# Insurance..??



## jasonp (Apr 14, 2003)

can anyone tell what group insurance a R33 GTR-V spec is. Im 27 yrs young and a clean licence now.

if i cant put it on my buisness insurance i will have to do it seperately.


----------



## Waqas (Aug 19, 2002)

Its the highest group i'm afraid. Group 20. 

Waqas


----------



## jasonp (Apr 14, 2003)

oh well better speak to mr insurance broker nicely


----------



## Meister (Mar 21, 2003)

Jason.

Make sure you get lots of quotes. I am only 23 and some of the quotes I got were THOUSANDS more than others.
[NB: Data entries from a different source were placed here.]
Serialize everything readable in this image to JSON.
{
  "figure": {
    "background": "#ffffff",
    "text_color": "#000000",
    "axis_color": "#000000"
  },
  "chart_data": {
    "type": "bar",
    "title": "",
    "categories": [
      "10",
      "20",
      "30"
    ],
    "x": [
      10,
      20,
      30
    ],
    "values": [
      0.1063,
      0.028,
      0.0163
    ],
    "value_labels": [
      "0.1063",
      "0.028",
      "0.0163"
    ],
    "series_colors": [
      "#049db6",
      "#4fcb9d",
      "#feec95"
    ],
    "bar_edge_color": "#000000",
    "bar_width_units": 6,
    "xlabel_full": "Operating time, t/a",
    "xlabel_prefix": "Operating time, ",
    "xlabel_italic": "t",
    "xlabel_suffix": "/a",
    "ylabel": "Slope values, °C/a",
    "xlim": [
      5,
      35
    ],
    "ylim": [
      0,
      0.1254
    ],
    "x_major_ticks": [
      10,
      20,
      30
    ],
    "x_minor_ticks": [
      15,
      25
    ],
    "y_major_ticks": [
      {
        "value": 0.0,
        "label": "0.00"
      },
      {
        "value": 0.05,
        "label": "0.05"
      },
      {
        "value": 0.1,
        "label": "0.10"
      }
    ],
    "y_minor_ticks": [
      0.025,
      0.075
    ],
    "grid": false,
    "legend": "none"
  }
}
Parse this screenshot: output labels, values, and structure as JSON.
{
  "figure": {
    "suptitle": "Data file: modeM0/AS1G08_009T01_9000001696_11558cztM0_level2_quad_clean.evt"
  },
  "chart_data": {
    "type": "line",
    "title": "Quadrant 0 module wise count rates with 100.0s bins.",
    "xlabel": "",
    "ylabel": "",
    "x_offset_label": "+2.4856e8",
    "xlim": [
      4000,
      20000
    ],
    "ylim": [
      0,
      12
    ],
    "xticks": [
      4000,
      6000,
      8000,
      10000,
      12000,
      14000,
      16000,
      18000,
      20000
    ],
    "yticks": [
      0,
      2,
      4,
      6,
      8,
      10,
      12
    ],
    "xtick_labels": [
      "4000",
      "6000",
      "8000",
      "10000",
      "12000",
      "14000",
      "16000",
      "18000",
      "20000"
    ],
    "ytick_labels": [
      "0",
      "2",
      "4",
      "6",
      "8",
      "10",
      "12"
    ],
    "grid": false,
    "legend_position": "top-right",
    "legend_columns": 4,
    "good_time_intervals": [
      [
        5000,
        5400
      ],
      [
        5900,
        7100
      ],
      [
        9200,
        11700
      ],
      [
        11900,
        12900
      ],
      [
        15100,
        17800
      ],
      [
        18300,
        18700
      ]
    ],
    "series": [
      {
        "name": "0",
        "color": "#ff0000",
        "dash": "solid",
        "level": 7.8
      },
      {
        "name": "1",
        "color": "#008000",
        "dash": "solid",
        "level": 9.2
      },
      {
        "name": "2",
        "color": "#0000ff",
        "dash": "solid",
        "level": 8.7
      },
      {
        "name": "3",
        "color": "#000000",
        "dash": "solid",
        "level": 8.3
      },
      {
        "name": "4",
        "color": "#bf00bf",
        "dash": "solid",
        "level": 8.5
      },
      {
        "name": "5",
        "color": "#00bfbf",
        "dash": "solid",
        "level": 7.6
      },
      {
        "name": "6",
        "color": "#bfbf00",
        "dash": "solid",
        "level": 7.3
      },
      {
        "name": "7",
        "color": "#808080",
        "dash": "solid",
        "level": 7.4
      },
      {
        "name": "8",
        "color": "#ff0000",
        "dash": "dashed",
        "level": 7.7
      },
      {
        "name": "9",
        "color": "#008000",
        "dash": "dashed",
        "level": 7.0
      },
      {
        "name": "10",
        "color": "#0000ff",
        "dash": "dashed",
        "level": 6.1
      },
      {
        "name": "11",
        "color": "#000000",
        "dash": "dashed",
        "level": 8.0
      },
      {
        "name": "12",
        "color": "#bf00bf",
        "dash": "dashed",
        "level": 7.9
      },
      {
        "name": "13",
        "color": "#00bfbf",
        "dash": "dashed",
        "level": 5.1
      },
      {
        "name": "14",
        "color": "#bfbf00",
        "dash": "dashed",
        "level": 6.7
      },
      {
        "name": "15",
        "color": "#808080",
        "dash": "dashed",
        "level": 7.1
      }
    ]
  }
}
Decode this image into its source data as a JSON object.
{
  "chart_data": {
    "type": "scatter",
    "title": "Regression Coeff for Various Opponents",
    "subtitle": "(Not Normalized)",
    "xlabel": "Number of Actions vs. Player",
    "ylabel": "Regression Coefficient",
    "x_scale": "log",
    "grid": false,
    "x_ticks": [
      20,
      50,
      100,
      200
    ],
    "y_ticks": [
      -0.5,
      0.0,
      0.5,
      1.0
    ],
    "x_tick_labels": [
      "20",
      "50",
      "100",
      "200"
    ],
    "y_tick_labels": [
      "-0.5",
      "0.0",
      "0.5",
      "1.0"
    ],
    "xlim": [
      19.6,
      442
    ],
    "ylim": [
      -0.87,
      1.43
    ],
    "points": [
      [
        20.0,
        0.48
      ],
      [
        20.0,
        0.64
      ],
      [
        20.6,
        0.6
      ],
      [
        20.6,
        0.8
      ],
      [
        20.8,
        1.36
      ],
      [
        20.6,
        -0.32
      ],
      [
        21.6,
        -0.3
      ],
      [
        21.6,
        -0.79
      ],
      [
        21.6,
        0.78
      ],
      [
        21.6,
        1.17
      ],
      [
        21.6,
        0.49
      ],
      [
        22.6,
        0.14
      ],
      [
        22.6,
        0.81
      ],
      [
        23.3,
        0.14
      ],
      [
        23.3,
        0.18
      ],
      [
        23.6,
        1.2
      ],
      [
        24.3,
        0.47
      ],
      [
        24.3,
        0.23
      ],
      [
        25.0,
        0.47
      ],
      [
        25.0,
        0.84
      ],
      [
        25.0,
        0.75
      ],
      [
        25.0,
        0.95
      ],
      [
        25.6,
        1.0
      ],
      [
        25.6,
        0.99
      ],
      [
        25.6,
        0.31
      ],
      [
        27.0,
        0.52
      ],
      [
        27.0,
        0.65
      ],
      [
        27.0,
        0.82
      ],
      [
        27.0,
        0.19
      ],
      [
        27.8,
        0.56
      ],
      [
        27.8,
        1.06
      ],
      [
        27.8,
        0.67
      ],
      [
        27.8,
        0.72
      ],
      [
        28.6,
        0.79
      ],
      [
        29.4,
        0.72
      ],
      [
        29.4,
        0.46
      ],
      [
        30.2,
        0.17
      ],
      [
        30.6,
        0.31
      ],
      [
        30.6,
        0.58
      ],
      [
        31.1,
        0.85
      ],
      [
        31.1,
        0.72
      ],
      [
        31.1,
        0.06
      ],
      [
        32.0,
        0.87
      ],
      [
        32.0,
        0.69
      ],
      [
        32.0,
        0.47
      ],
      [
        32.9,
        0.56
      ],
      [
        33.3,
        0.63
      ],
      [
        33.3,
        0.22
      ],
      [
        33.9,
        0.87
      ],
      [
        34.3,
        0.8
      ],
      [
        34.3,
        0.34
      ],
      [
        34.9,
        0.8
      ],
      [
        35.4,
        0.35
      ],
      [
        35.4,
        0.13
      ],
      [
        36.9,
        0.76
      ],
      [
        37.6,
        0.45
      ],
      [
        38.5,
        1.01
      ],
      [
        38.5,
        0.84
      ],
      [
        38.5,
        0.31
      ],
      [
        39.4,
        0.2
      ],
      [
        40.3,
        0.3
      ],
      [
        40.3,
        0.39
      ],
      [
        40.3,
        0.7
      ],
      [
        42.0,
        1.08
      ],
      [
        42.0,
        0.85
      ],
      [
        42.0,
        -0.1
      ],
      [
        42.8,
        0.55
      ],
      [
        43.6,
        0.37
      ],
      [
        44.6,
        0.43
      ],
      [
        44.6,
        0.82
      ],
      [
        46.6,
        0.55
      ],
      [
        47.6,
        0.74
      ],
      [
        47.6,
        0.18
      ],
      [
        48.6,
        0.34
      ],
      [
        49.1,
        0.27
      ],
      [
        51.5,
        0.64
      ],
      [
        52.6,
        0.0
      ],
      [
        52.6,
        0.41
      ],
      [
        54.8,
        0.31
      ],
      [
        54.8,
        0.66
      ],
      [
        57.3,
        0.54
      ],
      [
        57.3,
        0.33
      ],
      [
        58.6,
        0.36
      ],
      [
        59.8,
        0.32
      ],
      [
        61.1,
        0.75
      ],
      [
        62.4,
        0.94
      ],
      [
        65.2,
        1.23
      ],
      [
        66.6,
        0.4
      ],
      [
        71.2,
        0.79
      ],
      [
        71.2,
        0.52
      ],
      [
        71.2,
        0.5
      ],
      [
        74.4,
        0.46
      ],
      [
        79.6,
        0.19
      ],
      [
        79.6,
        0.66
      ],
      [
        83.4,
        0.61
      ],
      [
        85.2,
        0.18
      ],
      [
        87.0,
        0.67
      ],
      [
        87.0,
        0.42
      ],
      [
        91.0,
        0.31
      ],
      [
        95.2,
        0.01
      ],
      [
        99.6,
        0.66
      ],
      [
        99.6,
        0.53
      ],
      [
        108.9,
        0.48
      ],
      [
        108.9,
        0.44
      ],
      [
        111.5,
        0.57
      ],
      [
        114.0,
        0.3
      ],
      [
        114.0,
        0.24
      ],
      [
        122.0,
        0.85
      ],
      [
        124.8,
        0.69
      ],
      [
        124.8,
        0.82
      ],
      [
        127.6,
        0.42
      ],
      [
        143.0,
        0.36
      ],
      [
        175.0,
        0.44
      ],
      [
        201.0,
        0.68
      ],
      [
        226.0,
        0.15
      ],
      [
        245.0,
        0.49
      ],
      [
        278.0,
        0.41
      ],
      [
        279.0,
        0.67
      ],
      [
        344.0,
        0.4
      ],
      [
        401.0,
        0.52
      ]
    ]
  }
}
I am now insured with tesco insurance, so give them a try.

Cheers,
Marco


----------



## jasonp (Apr 14, 2003)

cheers marco ive had a few quotes a R33 skyline is about £600 cheaper than my esc cossie so it will give more money to mod it a bit 

Quotes from £800 to 3k+


----------



## bladerider (Jun 29, 2002)

Jason,

For what its worth I have read about a few peoples worries and hassles with tescos insurance, im sure a search of this database will bring them to light.

I also think that £800 seems a touch on the low side given that you are younger than me and I have just been down this route and couldnt get anyone to go under a grand. Still you may have been lucky!! just double check is all Id say.

The best people I found to speak to were A-Plan and the guy I deal with was called Olly I think!!

Enjoy your new mota ;-)

James............:smokin:


----------